Copyright (c) 1979, 1980, 1983, 1986, 1988, 1989, 1991, 1992, 1993, 1994
        The Regents of the University of California. All rights reserved.
FreeBSD is a registered trademark of The FreeBSD Foundation.
FreeBSD 8.3-RELEASE-p4 #0 r241984M: Wed Oct 24 00:57:10 PDT 2012
    root@build.ixsystems.com:/usr/home/jpaetzel/8.3.0-RELEASE/os-base/amd64/usr/home/jpaetzel/8.3.0-RELEASE/FreeBSD/src/sys/FREENAS.amd64 amd64
Timecounter "i8254" frequency 1193182 Hz quality 0
CPU: AMD Athlon(tm) II Neo N36L Dual-Core Processor (1297.85-MHz K8-class CPU)
  Origin = "AuthenticAMD"  Id = 0x100f63  Family = 10  Model = 6  Stepping = 3
  Features=0x178bfbff<FPU,VME,DE,PSE,TSC,MSR,PAE,MCE,CX8,APIC,SEP,MTRR,PGE,MCA,CMOV,PAT,PSE36,CLFLUSH,MMX,FXSR,SSE,SSE2,HTT>
  Features2=0x802009<SSE3,MON,CX16,POPCNT>
  AMD Features=0xee500800<SYSCALL,NX,MMX+,FFXSR,Page1GB,RDTSCP,LM,3DNow!+,3DNow!>
  AMD Features2=0x8377f<LAHF,CMP,SVM,ExtAPIC,CR8,ABM,SSE4A,Prefetch,OSVW,IBS,SKINIT,WDT,NodeId>
  TSC: P-state invariant
real memory  = 17179869184 (16384 MB)
avail memory = 16415256576 (15654 MB)
ACPI APIC Table: <HP     ProLiant>
FreeBSD/SMP: Multiprocessor System Detected: 2 CPUs


HP lies.
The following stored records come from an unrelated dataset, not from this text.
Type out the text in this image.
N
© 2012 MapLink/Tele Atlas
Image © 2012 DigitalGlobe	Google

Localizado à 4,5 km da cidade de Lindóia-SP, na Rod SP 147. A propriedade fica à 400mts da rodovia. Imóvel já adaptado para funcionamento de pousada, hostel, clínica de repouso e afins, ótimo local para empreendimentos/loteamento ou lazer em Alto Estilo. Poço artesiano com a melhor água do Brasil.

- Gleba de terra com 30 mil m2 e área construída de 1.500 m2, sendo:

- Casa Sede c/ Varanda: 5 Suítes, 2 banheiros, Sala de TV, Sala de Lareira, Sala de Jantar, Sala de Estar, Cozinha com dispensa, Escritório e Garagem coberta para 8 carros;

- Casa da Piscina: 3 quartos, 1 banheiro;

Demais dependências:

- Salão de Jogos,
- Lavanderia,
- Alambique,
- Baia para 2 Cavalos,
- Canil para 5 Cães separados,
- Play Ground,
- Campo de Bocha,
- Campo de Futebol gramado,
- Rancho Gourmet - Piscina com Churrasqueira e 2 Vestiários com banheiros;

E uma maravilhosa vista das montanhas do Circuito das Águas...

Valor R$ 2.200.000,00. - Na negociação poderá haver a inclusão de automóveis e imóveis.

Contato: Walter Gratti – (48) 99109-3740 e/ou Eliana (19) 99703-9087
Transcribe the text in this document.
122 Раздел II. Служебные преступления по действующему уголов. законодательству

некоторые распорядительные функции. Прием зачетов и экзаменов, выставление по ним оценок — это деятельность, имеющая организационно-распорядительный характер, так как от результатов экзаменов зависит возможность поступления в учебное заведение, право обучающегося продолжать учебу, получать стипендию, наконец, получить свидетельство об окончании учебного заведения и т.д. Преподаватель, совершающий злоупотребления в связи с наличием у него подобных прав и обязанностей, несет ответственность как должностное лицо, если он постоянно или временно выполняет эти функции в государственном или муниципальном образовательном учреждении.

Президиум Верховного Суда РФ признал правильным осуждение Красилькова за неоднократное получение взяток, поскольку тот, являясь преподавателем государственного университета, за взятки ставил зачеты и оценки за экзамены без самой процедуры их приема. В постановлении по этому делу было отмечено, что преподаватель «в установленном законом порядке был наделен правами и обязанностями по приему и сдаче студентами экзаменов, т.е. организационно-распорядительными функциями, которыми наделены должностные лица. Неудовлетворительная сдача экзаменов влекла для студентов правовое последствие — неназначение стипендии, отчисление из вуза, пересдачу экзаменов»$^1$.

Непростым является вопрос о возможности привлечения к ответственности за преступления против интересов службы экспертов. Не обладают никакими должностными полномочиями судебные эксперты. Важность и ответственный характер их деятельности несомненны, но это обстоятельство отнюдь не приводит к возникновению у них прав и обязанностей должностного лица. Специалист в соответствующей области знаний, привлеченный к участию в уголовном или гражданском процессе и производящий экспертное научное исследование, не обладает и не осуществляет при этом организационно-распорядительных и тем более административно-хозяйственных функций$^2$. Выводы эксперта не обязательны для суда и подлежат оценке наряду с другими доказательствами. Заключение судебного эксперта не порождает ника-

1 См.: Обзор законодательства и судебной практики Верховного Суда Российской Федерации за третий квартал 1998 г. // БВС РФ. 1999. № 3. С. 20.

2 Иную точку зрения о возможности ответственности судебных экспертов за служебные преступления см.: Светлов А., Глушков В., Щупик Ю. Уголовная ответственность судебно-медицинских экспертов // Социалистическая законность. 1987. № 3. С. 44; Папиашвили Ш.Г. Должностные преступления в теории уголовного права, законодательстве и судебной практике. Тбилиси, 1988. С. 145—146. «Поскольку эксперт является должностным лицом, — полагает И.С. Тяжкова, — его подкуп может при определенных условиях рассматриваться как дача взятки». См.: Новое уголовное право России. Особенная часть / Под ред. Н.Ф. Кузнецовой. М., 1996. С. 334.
But hey, so does Intel/Supermicro (Atom D525 board, claimed 4GB, does 8GB), Apple (Mac mini 2011, claimed 8GB, does 16GB), etc. It's really gotten to the point where you can't believe what a manufacturer says anymore. If you want memory known to work with your NxxL, use Google for "microserver n36l 16gb" or whatever your model is and see what people say.

More RAM is usually helpful but at 8GB you probably don't need to panic and go racing out to get more. Just do it if and when you feel the thing's a little slower than you'd like.

Most documents will tell you more RAM is better. That's about 95% true. I will mention in passing that there can be too much of a good thing; I spent some significant time chasing down problems in the ZFS txg subsystem resulting from "excessive" (32GB) memory combined with a slow pool.